10.ª) Assim sendo, em coerência com a tese de inconstitucionalidade material reiteradamente propugnada pelo Ministério Público no contencioso constitucional versando sobre a norma jurídica constante do artigo 5.º, n.º 1, da Lei n.º 64/2008, de 5 de dezembro, na parte em que a mesma faz retroagir a 1 de janeiro de 2008 a alteração do artigo 81.º, n.º 3, alínea a) do Código do Imposto sobre o Rendimento das Pessoas Coletivas, e em virtude do mesmo de sufragar, in toto, o aludido precedente constitucional, é de reiterar e, assim, de manter o julgamento do acórdão recorrido, de 7 de dezembro de 2021, neste ponto de constitucionalidade, quando conclui precisamente que “Não pode a lei agravar o valor da taxa de tributação autónoma, relativamente a despesas já efetuadas aquando da sua entrada em vigor, incorrendo a norma do artigo 5.º, n.º 1, da Lei n.º 64/2008, de 5 de dezembro, ao determinar a retroação de efeitos a 1 de janeiro de 2008 da alteração do artigo 81.º, n.º 3, do CIRC em inconstitucionalidade por violação da proibição imposta no artigo 103.º, n.º 3, da Constituição” (fls. 26v.º)

Nos termos expostos, por não concorrer erro de julgamento do acórdão recorrido, de 7 de dezembro de 2021, antes ter sido feita boa resolução, da questão de constitucionalidade em causa, concluímos que é de negar provimento ao presente recurso obrigatório».

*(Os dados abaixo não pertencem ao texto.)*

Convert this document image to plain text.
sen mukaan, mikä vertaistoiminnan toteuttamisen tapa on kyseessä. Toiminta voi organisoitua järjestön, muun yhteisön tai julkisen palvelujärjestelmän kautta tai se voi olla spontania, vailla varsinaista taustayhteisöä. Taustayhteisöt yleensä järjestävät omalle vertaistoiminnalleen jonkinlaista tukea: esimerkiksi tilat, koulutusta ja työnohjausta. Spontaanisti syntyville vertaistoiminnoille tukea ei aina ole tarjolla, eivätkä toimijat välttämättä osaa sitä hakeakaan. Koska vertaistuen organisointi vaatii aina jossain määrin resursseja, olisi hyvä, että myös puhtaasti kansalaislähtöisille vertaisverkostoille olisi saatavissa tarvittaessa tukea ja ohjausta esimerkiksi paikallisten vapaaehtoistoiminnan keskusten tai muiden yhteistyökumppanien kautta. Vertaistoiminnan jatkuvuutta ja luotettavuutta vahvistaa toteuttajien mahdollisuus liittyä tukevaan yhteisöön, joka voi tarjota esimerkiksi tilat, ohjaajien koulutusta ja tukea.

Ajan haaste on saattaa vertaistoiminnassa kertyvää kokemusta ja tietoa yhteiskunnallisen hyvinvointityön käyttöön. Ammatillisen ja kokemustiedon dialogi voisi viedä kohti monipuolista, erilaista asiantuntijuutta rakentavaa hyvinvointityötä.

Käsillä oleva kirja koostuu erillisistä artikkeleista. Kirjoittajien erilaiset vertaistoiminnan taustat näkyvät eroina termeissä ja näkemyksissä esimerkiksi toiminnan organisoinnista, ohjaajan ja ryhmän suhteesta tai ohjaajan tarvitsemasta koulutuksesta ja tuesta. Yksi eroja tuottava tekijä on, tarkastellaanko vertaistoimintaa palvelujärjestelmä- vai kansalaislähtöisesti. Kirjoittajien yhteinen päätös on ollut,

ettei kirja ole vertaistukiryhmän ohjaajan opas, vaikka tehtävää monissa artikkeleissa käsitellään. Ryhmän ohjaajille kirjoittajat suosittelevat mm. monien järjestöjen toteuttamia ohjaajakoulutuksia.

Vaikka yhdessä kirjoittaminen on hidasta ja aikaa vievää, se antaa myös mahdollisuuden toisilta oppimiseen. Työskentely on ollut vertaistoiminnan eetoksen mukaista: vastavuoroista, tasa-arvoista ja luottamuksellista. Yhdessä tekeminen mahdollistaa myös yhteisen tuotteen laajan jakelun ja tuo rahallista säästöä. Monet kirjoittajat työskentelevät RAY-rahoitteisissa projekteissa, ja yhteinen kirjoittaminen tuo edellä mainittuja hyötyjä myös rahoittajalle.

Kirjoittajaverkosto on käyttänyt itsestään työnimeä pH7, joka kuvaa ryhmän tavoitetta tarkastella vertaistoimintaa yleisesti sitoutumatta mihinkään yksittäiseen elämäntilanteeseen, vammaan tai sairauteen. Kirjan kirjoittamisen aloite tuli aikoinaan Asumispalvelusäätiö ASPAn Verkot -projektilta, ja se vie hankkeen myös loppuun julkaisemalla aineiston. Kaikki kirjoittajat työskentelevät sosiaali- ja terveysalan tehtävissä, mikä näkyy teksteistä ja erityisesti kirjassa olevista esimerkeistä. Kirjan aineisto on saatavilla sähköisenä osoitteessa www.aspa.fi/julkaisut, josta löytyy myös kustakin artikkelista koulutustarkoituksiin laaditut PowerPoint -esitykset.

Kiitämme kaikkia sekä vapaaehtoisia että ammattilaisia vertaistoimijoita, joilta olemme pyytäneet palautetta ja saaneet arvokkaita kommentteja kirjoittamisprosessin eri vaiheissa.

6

4. Notificada para o efeito, a recorrida não apresentou contra-alegações.

Cumpre apreciar e decidir.

II – FUNDAMENTAÇÃO

5. Constitui objeto do presente recurso a norma do artigo 5.º, n.º 1, da Lei n.º 64/2008, de 5 de dezembro, no segmento em que determina que a alteração do artigo 81.º, n.º 3, alínea a), do Código do Imposto sobre o Rendimento das Pessoas Coletivas (referido adiante pela sigla «CIRC») introduzida pelo artigo 1.º-A da referida Lei produz efeitos desde 1 de janeiro de 2008.

Louvando-se particularmente na jurisprudência do Tribunal Constitucional exarada, primeiro no Acórdão n.º 617/2012 e, seguidamente, no Acórdão n.º 85/2013, que para aquele remeteu, o Tribunal recorrido recusou a aplicação da referida norma ao caso sub judice com fundamento na violação do n.º 3 do artigo 103.º da Constituição.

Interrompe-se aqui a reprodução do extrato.